O índice varia conforme o perfil de consumo. Para os clientes do Grupo A, que reúne indústrias e grandes estabelecimentos comerciais, a tarifa subirá 14,16%. Já os consumidores do Grupo B, formado por residências, pequenos comércios e propriedades rurais, terão aumento de 9,26%. Esse grupo reúne 99,5% dos clientes da Celesc.
No entanto, quando a análise considera apenas os componentes relacionados diretamente à distribuidora, o aumento chega a 1,61%. Isso ocorre porque a conta de luz também inclui valores destinados à geração e transmissão de energia, tributos e encargos definidos pela legislação federal.
O que compõe a tarifa da Celesc
Atualmente, a composição média da tarifa de energia da Celesc apresenta a seguinte divisão:
- 28% correspondem à geração de energia;
- 23% representam encargos setoriais previstos na legislação federal, incluindo a Tarifa Social de Energia Elétrica e outros programas;
- 23% correspondem aos tributos;
- 10% representam a transmissão de energia;
- 16% correspondem à distribuição de energia, parcela destinada à Celesc.
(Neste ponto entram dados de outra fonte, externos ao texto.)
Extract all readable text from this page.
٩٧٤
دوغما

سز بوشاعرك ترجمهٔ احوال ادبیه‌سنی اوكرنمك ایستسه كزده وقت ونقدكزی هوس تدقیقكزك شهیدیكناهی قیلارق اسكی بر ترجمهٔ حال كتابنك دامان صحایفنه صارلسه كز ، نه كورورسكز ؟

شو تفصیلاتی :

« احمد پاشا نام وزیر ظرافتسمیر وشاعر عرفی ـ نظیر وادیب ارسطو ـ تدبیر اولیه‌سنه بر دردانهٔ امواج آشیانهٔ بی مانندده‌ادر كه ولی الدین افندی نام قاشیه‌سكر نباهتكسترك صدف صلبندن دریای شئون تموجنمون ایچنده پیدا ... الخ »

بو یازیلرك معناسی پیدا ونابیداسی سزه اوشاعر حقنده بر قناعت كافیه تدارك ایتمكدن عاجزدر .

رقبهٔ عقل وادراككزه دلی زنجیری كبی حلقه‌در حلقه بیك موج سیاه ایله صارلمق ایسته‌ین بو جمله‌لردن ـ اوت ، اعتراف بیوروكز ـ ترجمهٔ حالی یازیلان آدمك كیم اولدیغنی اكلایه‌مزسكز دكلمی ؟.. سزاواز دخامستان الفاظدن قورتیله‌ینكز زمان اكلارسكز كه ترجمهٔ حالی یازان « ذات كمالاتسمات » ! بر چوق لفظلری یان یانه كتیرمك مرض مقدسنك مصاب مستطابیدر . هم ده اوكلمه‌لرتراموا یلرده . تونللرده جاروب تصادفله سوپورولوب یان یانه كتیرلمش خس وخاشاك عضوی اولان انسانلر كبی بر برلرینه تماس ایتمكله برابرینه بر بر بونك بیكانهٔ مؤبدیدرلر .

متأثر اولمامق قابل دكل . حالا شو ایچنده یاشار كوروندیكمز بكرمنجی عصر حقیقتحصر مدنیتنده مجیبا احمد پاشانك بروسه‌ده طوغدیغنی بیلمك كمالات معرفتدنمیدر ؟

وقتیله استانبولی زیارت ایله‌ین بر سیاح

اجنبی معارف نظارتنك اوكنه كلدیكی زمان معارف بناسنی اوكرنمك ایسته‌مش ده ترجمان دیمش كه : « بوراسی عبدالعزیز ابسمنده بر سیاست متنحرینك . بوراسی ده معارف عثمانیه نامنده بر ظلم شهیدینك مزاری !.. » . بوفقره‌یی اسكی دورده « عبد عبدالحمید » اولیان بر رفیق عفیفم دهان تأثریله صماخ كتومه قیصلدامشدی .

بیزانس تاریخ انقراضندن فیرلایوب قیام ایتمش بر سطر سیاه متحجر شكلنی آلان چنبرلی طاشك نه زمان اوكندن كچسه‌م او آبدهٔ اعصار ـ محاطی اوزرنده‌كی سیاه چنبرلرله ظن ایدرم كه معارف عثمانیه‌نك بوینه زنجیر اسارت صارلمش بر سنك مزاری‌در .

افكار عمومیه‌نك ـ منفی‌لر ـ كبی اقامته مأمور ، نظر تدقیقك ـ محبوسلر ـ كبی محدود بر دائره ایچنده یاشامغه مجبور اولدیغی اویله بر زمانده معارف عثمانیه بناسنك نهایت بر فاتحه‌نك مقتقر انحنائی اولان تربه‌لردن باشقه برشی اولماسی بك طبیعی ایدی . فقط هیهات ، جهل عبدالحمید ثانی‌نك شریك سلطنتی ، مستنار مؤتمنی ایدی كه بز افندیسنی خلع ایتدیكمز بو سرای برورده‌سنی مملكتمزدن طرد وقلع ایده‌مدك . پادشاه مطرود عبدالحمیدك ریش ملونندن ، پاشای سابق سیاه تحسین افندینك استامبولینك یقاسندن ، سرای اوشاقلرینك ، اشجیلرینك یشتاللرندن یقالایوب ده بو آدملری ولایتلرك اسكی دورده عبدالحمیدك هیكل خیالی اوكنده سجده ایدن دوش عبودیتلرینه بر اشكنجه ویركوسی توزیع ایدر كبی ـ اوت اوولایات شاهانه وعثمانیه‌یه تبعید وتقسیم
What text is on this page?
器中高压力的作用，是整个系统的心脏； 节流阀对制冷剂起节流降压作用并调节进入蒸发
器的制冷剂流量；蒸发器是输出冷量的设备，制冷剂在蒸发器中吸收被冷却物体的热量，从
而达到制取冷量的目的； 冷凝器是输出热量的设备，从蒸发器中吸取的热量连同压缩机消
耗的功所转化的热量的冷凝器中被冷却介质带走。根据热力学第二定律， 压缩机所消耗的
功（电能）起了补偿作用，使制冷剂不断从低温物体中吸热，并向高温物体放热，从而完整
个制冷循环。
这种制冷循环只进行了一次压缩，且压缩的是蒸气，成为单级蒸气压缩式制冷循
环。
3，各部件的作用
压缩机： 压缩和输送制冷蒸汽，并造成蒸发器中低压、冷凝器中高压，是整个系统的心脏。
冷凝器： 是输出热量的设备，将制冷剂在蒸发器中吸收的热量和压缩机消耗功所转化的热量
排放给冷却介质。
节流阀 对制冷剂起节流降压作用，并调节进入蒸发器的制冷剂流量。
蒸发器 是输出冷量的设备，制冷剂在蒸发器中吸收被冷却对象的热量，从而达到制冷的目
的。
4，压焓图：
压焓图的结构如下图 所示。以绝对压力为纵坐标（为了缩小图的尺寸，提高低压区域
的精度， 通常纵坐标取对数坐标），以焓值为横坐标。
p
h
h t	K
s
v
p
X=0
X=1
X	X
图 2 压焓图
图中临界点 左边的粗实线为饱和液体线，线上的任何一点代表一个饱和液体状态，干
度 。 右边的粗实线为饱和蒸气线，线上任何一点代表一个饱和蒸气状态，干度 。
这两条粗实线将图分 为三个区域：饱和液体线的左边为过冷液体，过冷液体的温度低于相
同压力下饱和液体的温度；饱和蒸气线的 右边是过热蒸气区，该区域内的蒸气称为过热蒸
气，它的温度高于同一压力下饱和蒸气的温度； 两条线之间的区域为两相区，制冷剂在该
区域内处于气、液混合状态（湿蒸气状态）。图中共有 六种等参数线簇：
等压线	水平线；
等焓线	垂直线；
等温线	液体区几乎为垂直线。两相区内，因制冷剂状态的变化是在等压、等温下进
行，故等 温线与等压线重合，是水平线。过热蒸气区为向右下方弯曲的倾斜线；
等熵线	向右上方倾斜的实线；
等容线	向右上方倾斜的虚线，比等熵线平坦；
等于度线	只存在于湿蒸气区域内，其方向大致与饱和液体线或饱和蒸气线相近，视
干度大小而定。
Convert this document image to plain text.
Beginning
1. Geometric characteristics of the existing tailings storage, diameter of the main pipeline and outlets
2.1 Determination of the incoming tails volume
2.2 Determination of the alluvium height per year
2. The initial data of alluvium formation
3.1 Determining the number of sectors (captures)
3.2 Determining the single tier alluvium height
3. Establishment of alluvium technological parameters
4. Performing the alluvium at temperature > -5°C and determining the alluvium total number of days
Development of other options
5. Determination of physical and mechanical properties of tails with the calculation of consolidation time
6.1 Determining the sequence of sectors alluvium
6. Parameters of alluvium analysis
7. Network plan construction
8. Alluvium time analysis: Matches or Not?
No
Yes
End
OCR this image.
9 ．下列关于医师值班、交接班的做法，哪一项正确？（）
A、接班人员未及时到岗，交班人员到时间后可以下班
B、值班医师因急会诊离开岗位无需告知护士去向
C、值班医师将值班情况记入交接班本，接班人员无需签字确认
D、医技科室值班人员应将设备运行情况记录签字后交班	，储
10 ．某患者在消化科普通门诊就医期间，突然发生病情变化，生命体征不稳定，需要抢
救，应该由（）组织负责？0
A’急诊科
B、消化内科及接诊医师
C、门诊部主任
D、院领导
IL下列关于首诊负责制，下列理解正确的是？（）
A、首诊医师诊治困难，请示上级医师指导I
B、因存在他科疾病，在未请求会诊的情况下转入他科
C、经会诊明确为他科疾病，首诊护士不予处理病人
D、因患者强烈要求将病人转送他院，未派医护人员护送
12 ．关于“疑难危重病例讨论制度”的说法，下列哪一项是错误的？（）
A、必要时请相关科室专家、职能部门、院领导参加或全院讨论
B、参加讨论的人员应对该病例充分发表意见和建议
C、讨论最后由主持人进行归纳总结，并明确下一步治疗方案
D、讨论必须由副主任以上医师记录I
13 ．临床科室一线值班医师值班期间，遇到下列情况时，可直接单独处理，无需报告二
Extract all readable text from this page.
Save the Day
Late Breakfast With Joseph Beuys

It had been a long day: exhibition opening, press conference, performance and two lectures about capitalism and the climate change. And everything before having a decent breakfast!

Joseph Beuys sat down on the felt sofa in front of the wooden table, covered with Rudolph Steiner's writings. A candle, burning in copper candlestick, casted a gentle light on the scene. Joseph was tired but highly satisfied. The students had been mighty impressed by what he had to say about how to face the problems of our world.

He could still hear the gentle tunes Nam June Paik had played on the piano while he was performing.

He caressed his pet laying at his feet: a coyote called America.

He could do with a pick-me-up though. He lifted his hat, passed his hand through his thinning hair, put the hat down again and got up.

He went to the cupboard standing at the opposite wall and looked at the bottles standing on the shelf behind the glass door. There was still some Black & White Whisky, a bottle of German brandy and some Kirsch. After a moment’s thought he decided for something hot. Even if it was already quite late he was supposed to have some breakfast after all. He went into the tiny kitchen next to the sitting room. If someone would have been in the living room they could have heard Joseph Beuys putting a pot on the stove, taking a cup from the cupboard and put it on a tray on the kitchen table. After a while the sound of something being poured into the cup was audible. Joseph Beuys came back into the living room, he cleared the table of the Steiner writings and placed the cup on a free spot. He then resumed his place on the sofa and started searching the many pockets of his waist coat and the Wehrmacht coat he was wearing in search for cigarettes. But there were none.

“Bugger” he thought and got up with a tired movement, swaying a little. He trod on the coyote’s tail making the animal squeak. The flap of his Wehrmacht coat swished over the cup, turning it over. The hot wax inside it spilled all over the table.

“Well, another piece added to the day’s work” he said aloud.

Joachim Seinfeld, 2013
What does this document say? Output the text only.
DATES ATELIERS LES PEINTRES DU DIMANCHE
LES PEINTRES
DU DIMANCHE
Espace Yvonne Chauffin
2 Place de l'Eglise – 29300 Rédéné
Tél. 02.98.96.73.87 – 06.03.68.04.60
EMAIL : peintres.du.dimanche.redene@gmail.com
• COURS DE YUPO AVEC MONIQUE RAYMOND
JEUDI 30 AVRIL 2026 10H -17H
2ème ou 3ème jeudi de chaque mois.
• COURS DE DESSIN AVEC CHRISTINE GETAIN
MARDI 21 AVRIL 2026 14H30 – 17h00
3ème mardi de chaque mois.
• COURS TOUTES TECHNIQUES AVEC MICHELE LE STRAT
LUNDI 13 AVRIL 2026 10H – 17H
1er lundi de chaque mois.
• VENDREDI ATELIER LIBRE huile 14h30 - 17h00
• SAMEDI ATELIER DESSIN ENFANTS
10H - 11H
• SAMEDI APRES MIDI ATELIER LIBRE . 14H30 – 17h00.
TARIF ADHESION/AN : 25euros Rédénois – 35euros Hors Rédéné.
Entre esses componentes, a Conta de Desenvolvimento Energético (CDE) está entre os encargos que mais influenciam o valor final da conta. O fundo financia políticas públicas e subsídios do setor elétrico em todo o país.
Dessa forma, a tarifa reúne custos de diferentes etapas do sistema elétrico. Além da distribuição, o consumidor paga valores relacionados à geração, transmissão, tributos e encargos nacionais.
Revisão tarifária ocorre a cada cinco anos
A Revisão Tarifária Periódica ocorre a cada cinco anos. Nesse processo, a ANEEL analisa fatores que influenciam o valor da tarifa, como custos de operação e manutenção da rede, qualidade do serviço, perdas de energia e mecanismos de incentivo à eficiência das distribuidoras.
A agência conduz e valida o processo com uma metodologia aplicada às distribuidoras de energia elétrica de todo o país.
Segundo a Celesc, o índice definido para Santa Catarina ficou abaixo da média dos reajustes anunciados até o momento para outras distribuidoras brasileiras.
A Revisão Tarifária Periódica não se confunde com o Reajuste Tarifário Anual (RTA). Enquanto a revisão ocorre a cada cinco anos, o reajuste anual atualiza a tarifa todos os anos conforme as regras previstas nos contratos e os demais critérios regulatórios.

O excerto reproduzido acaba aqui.